Rose Madder by Stephen King

She lived a nightmare with Norman for fourteen years. Rose met Norman in high school He was strong and an 80's type of cool. When he proposed matrimony straight out of high school she thought she would be very happy.

Sadly she was very mistaken. For fourteen years, every time that Norman did something abusive to her she just said "Oh, it's my fault." Eventually, she finally woke up and realized that if she didn't do something he would eventually kill her.

She had to evaluate her options. Leaving involved so many things. How would she try to go who knows where on her own? Also, where would she get the money from? Knowing Norman, he wouldn't let this pass lightly.

This book is intended for young adults, and there are many concepts that led me to believe that this book was advocating for women's rights. I like how King wrote the book because it makes you want to keep reading. The only thing I didn't like was the very supernatural aspect that a painting she had bought "solved" her problems. However the concept is understood. I overall recommend this book.

Rating: 4

Wednesday, May 28, 2014

The Kite Runner by Khaled Hosseini

The Kite Runner by Khaled Hosseini has been a life-changing book for me. It is about redemption and how it's never too late to fix a mistake. In the story the main character, Amir, lives with his father in Afghanistan. His father, Baba, is well known and wealthy. Amir's servant and closest friend, Hassan, is a Hazara.
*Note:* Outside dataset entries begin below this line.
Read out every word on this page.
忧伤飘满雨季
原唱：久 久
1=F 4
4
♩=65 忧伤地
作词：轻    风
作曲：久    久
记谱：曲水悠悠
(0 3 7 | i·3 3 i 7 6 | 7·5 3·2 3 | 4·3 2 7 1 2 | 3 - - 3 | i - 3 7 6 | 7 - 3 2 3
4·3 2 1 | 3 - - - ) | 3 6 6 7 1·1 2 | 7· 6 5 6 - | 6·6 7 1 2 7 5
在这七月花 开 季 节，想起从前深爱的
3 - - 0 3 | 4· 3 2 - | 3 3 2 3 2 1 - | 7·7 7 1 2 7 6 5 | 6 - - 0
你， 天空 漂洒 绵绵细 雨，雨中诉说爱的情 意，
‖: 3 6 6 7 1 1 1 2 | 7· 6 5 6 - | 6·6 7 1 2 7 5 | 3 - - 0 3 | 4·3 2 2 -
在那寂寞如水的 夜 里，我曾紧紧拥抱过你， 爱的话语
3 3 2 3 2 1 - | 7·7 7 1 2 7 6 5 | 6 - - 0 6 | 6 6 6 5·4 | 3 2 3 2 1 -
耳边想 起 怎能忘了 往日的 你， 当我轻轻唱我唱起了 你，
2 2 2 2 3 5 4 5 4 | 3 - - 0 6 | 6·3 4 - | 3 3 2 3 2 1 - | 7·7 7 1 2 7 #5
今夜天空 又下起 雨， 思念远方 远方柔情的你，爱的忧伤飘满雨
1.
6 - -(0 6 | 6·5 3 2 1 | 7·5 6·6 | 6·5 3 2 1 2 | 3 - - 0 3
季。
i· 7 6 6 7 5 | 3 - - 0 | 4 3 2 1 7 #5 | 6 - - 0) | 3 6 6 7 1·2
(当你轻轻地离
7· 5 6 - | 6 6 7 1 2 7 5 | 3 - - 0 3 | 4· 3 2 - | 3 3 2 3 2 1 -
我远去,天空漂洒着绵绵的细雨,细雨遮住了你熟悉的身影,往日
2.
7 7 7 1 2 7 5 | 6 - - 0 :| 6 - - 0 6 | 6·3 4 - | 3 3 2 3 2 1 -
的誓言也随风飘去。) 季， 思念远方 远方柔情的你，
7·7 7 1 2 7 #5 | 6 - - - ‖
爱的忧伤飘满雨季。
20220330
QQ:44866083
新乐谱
Amir and Hassan spend their days happily flying kites and reading stories by a tree in the local cemetery.

During this time period Afghan people did not accept and looked down upon Hazaras because of their difference in ethnic backgrounds. Due to this reason, Amir never said in public that Hassan was his best friend. But Hassan was still a loyal friend. This loyalty made him undergo a violent encounter. Amir knew of this but did nothing to stop it. Amir carried the guilt with him throughout his life.

                 I recommend this book to anyone who is looking to read a book that you won't want to put down. I like how the author describes how the characters are feeling and describes the setting. It makes you feel like you truly are there. By reading this book you will find out how Amir tries to fix his past mistakes to continue with his life.

Rating: 4

Thursday, May 1, 2014

The 5th Wave by Rick Yancey

Cassie isn't your typical "run for your life" teen, but evaluates her next moves mindfully, anticipating danger around her as she fights for her survival. This book takes place in a post-apocalyptic Earth. Extra-terrestrial beings invade Earth to exterminate the human race through a variety of attacks we humans call Waves--the worst thing next to death is surviving these waves when all hope is lost.
In this book, Yancey exceptionally expresses hopelessness, desperation and loneliness. He is a brilliant story-teller with the ability to make readers experience the story first-hand because he uses the first-person point of view. I love how the book is set in a wartime-like setting--broken buildings, fallen ceilings, cracked floors, and rotting corpses that lay unburied. The author makes death seem ubiquitous to the Cassie's environment. The mystery of finding out what the fifth wave is, is what kept the fire of my attention burning bright.